To solve for this, a research team from the University of California, Los Angeles came up with their own interference management policy using signal scheduling, and taking into account the physical qualities of femtocells. Traditionally, wireless interference can be controlled by adjusting either the power or the scheduling of a signal. Adjusting the power allows signals to be transmitted at weaker levels to not interrupt neighboring messages, but it easily fails when there are too many users in one area. On the other hand, scheduling signals can avoid cross-over no matter how many users are present, but it inherently leads to delays—which is detrimental in today’s market as users consume more delay-sensitive media, such as video.
The team went with the scheduling approach, but used graph theory to maximize the amount of signals that can be scheduled at a given time to reduce delays. With the new policy, signals are scheduled not one-by-one in sequential order, but rather in sets determined by their unlikelihood to cross based on the physics of femtocells. Deciding which sets of signals can go at the same time is based on methods in graph and optimization theory, and is made to ensure a network can meet its minimal throughput and delay requirements.
Sequential scheduling in (a) schedules less than two devices (UEs) per time slot on an average, while the team’s proposed set scheduling in (b) is more efficient and schedules two UEs per time slot.
“Our policy can be computed quickly, and it offers low overhead of information-exchange between devices and base stations,” said Kartik Ahuja, lead researcher. “This makes it a practical solution for improved network performance as femtocells become popular quickly.”
After testing the policy under various scenarios, the team proved up to 130% performance improvement compared to existing wireless interference policies, especially for dense and large-scale deployments of femtocells.
mmW Solution: Using rainfall to boost MIMO efficiency
As for mmW channels, which are still primarily limited to lab work, researchers have turned to a “smart antenna” technique called massive multiple-input multiple-output (MIMO) to incorporate the short pathways of mmW signals into existing wireless infrastructure.
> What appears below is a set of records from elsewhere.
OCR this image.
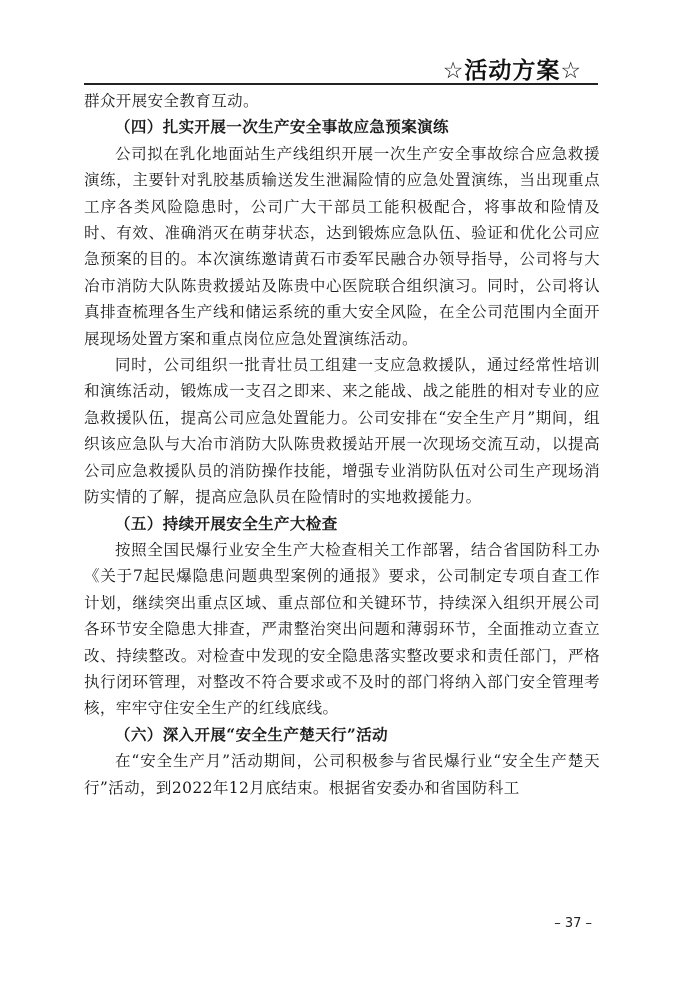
☆活动方案☆

群众开展安全教育互动。

（四）扎实开展一次生产安全事故应急预案演练

公司拟在乳化地面站生产线组织开展一次生产安全事故综合应急救援演练，主要针对乳胶基质输送发生泄漏险情的应急处置演练，当出现重点工序各类风险隐患时，公司广大干部员工能积极配合，将事故和险情及时、有效、准确消灭在萌芽状态，达到锻炼应急队伍、验证和优化公司应急预案的目的。本次演练邀请黄石市委军民融合办领导指导，公司将与大冶市消防大队陈贵救援站及陈贵中心医院联合组织演习。同时，公司将认真排查梳理各生产线和储运系统的重大安全风险，在全公司范围内全面开展现场处置方案和重点岗位应急处置演练活动。

同时，公司组织一批青壮员工组建一支应急救援队，通过经常性培训和演练活动，锻炼成一支召之即来、来之能战、战之能胜的相对专业的应急救援队伍，提高公司应急处置能力。公司安排在“安全生产月”期间，组织该应急队与大冶市消防大队陈贵救援站开展一次现场交流互动，以提高公司应急救援队员的消防操作技能，增强专业消防队伍对公司生产现场消防实情的了解，提高应急队员在险情时的实地救援能力。

（五）持续开展安全生产大检查

按照全国民爆行业安全生产大检查相关工作部署，结合省国防科工办《关于7起民爆隐患问题典型案例的通报》要求，公司制定专项自查工作计划，继续突出重点区域、重点部位和关键环节，持续深入组织开展公司各环节安全隐患大排查，严肃整治突出问题和薄弱环节，全面推动立查立改、持续整改。对检查中发现的安全隐患落实整改要求和责任部门，严格执行闭环管理，对整改不符合要求或不及时的部门将纳入部门安全管理考核，牢牢守住安全生产的红线底线。

（六）深入开展“安全生产楚天行”活动

在“安全生产月”活动期间，公司积极参与省民爆行业“安全生产楚天行”活动，到2022年12月底结束。根据省安委办和省国防科工

– 37 –
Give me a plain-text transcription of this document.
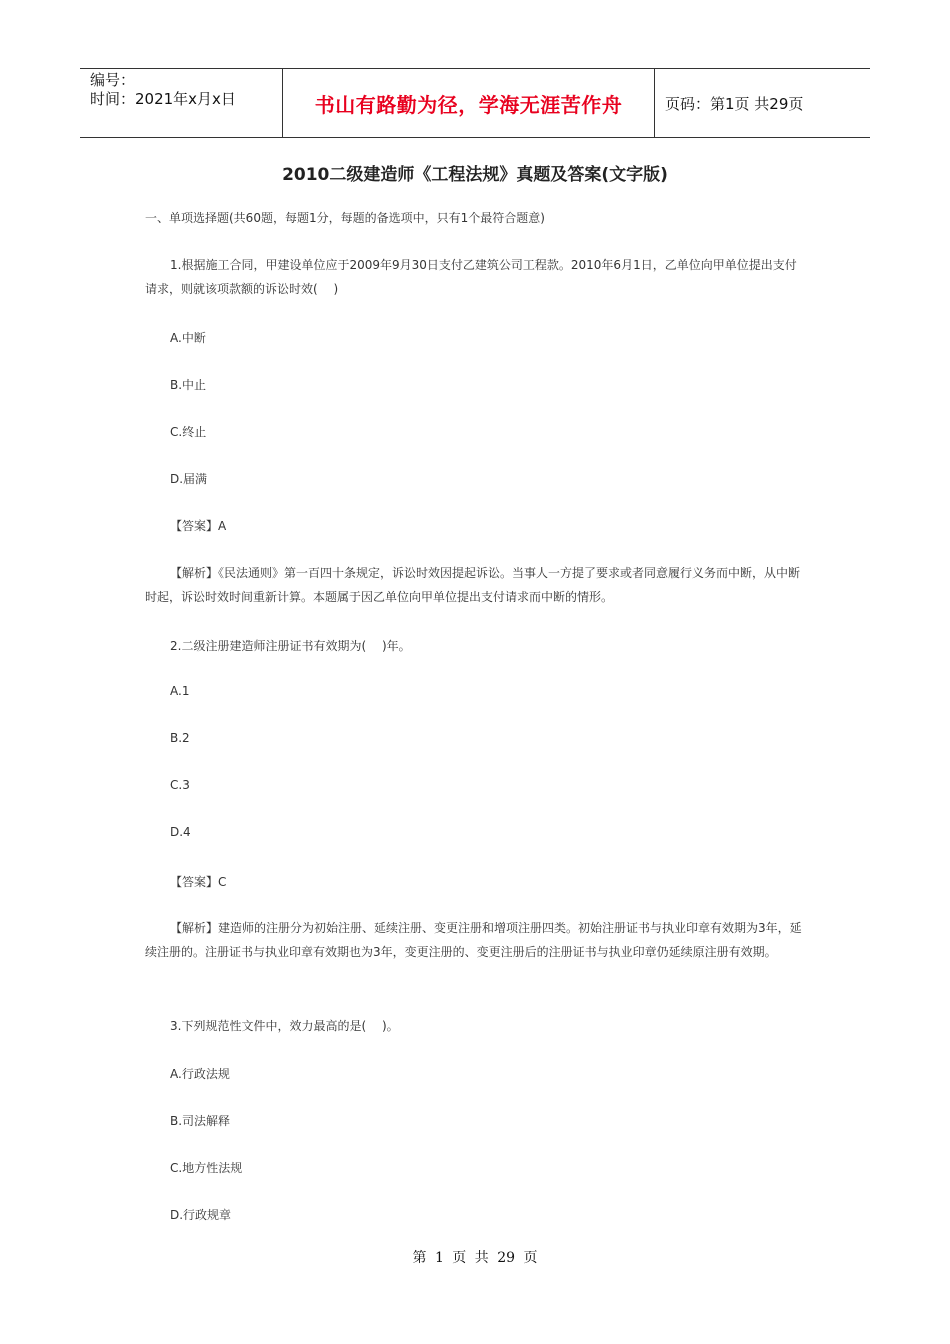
编号：
时间：2021年x月x日	书山有路勤为径，学海无涯苦作舟	页码：第1页 共29页
2010二级建造师《工程法规》真题及答案(文字版)
一、单项选择题(共60题，每题1分，每题的备选项中，只有1个最符合题意)
1.根据施工合同，甲建设单位应于2009年9月30日支付乙建筑公司工程款。2010年6月1日，乙单位向甲单位提出支付请求，则就该项款额的诉讼时效(　 )
A.中断
B.中止
C.终止
D.届满
【答案】A
【解析】《民法通则》第一百四十条规定，诉讼时效因提起诉讼。当事人一方提了要求或者同意履行义务而中断，从中断时起，诉讼时效时间重新计算。本题属于因乙单位向甲单位提出支付请求而中断的情形。
2.二级注册建造师注册证书有效期为(　 )年。
A.1
B.2
C.3
D.4
【答案】C
【解析】建造师的注册分为初始注册、延续注册、变更注册和增项注册四类。初始注册证书与执业印章有效期为3年，延续注册的。注册证书与执业印章有效期也为3年，变更注册的、变更注册后的注册证书与执业印章仍延续原注册有效期。
3.下列规范性文件中，效力最高的是(　 )。
A.行政法规
B.司法解释
C.地方性法规
D.行政规章
第 1 页 共 29 页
The challenge here is that the characteristics of mmW MIMO systems and their responses to changing environments (such as inclement weather) have been relatively unknown. A global team of researchers, though, has found that rain might actually help with signal transmission, contrary to previous concerns.
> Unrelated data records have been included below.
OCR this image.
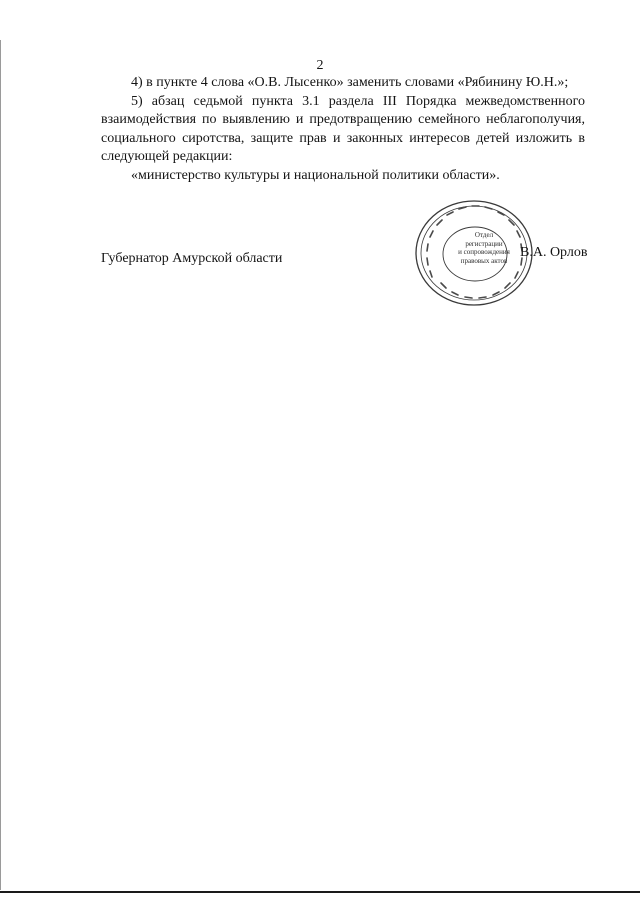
2

4) в пункте 4 слова «О.В. Лысенко» заменить словами «Рябинину Ю.Н.»;

5) абзац седьмой пункта 3.1 раздела III Порядка межведомственного взаимодействия по выявлению и предотвращению семейного неблагополучия, социального сиротства, защите прав и законных интересов детей изложить в

следующей редакции:

«министерство культуры и национальной политики области».

Отдел
регистрации
и сопровождения
правовых актов
Губернатор Амурской области	В.А. Орлов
Because mmW signals are about the same size as raindrops, the team expected physical water intervention and undesirable signal scattering. To test this for the first time, the team devised a model that would accurately capture the channel effects of rainfall taking into account the physical laws of mmW MIMO. They accomplished this by calculating statistical mmW wave characteristics under a random scattering medium. Then, using the model, they evaluated the performance of mmW MIMO under the simulated rain.
Their results were surprising.
Common sense suggests that with more rain, the signal strength would get worse, but in fact the team found that isn’t always the case. With just the right amount of light rain, channel capacity actually increases before it declines because it’s able to take advantage of multidata streams before it suffers.
“Everyone thought that rain was just bad; we certainly thought it would have a detrimental effect,” said Andrea Goldsmith, researcher. “But in fact we found that you want to build a responsive MIMO system that can leverage and adapt to the rate of rain for optimal scattering, which can be easily done.”
The team went further to propose a strategy for how to do this using a transmitting method called statistical water-filling, which basically allows the system to “ride the good waves” by transmitting higher data rates when the time-varying channel can support it, and backing off on data rates when it can’t.
Any carrier could adopt this model, which can also be applied to broader environmental scenarios, such as snow and building obstructions.